Anonymity is de facto, not de jure. It's also a privilege for many collaboration networks and not a right. If abused, it will simply be removed.
Given what the Linux kernel runs these days, that would probably be advisable. (I'm a strong proponent of anonymity, but I also have a preference that my devices not be actively sabotaged.)
> we're entering the territory of fraud and cybercrime
So what? The fact that it's illegal doesn't nullify the threat. For that matter, it's not even a crime if a state agency is the perpetrator. These researchers drew attention to a huge (IMO) security issue. They should be thanked and the attack vector carefully examined.
If you want to talk about a state level actor, I hate to break it to you, but they have significantly more powerful and stealthier 0-day exploits that are a lot easier to exploit than a tactic like this. Guess what's the last thing you want to have happen when you commit cybercrime? Do it in public with where there's an immutable record that can be traced back to you, and cause a giant public hubbub, maybe? So, I can't imagine how someone could think there's anything noteworthy about this unless they were unaware of that.
That's somewhat the unintentional humor and irony of this situation -- all the researchers accomplished was proving that they were not just unethical but incompetent.
However, I don't agree that what happened was abuse or that it should be deterred. Responding in a hostile manner to an isolated demonstration of a vulnerability isn't constructive. People rightfully get angry when large companies try to bully security researchers.
You question if this vulnerability is worth worrying about due to the logistics of exploiting it in practice. Regardless of whether it's worth the effort to exploit I'd still rather it wasn't there (that goes for all vulnerabilities).
I think it would be much easier to exploit than you're letting on though. Modern attacks frequently chain many subtle bugs together. Being able to land a single, seemingly inconsequential bug in a key location could enable an otherwise impossible approach.
It seems unlikely to me that the immutable record you mention would ever lead back to a competent entity that didn't want to be found. There's no need for anything more than an ephemeral identity that successfully lands one or two patches and then disappears. The patches also seem unlikely to draw suspicion in the first place, even after the exploit itself becomes known.
In fact it occurs to me that a skilled and amoral developer could likely land multiple patches with strategic (and very subtle) bugs from different identities. These could then be "discovered" and sold on the black market.

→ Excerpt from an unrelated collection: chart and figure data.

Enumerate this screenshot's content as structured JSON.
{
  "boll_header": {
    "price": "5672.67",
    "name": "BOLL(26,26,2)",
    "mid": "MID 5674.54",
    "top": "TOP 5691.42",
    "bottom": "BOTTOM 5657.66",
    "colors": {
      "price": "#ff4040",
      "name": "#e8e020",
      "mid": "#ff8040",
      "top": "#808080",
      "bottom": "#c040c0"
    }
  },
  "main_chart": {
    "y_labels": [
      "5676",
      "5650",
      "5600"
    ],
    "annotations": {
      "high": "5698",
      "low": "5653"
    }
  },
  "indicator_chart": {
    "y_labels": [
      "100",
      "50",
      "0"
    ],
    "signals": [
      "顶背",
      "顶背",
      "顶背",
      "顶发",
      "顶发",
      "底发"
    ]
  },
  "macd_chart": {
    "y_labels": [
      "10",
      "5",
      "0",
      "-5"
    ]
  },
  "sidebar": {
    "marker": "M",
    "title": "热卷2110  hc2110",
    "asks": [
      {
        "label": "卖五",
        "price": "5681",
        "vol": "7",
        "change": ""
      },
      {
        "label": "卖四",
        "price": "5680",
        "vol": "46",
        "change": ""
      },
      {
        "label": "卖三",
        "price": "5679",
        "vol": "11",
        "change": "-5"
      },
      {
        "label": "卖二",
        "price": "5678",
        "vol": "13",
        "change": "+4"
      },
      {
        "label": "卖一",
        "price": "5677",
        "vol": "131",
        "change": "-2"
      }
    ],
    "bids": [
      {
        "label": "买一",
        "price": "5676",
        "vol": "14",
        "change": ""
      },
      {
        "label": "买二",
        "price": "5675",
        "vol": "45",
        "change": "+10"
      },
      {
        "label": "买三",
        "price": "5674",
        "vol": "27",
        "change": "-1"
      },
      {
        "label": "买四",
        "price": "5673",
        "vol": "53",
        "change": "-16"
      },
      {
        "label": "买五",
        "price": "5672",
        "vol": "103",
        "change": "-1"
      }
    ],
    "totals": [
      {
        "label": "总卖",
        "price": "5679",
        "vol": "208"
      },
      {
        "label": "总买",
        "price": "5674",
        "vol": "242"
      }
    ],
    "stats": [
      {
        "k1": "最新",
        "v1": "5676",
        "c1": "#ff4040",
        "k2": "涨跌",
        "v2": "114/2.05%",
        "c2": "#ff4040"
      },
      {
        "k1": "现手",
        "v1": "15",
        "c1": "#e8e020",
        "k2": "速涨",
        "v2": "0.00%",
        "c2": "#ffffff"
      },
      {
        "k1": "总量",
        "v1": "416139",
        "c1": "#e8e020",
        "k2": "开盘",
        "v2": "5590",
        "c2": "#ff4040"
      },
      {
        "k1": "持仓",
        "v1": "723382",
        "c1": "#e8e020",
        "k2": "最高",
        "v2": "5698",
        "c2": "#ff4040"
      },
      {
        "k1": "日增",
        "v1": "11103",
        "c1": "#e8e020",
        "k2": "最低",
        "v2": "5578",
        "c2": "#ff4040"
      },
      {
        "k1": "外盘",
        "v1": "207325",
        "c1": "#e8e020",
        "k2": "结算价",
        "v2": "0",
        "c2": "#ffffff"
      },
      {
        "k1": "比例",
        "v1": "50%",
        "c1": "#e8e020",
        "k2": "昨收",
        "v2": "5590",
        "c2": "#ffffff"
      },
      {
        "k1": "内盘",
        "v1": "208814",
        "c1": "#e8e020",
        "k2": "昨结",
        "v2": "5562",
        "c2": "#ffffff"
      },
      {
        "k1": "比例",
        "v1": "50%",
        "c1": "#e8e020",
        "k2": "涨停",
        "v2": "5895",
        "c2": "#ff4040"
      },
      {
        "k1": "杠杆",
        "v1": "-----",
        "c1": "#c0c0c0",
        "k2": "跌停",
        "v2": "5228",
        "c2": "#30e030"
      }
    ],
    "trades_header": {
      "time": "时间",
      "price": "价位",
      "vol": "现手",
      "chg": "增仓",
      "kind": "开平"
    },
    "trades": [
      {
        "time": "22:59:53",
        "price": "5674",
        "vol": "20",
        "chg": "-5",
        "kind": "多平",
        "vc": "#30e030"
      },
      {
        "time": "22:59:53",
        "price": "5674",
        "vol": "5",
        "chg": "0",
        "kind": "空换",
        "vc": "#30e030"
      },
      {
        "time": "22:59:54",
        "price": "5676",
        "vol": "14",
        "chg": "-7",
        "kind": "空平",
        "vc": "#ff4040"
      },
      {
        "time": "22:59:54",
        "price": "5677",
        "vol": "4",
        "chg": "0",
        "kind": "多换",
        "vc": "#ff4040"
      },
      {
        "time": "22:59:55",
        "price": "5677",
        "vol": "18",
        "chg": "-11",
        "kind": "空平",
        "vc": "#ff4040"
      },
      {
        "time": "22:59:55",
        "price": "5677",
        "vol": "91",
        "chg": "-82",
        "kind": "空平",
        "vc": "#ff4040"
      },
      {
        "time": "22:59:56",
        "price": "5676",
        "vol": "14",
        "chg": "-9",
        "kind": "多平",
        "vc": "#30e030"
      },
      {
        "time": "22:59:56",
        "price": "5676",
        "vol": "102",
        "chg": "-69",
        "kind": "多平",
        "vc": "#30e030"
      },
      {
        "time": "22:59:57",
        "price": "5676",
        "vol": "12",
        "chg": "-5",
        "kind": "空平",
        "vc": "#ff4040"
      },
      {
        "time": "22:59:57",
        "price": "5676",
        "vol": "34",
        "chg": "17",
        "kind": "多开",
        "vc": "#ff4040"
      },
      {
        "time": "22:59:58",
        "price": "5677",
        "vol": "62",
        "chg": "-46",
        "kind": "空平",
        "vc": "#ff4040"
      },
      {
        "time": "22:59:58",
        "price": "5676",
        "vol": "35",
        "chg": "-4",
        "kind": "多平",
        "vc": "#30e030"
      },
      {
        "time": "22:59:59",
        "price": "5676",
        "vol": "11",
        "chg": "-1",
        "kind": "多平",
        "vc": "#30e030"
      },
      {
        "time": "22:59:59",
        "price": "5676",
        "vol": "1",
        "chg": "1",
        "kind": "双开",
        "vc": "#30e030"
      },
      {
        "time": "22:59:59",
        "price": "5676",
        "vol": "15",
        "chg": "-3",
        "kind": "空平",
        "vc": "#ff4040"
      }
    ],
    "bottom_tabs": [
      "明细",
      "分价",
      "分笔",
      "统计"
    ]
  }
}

I see no convincing reason to discount the possibility of this already being a common occurrence.
The only sensible response I can think of is a focus on static analysis coupled with CTF challenges to beat those analysis methods.
What would you like them to do instead or in addition to this?
Update the processes and tools to try and catch such malicious infiltrators. Lynching researchers isn't fixing the actual issue right now.
I think "lamenting" is very much the wrong attitude here. Given all the things that make use of Linux today that seems like the only sane approach to me.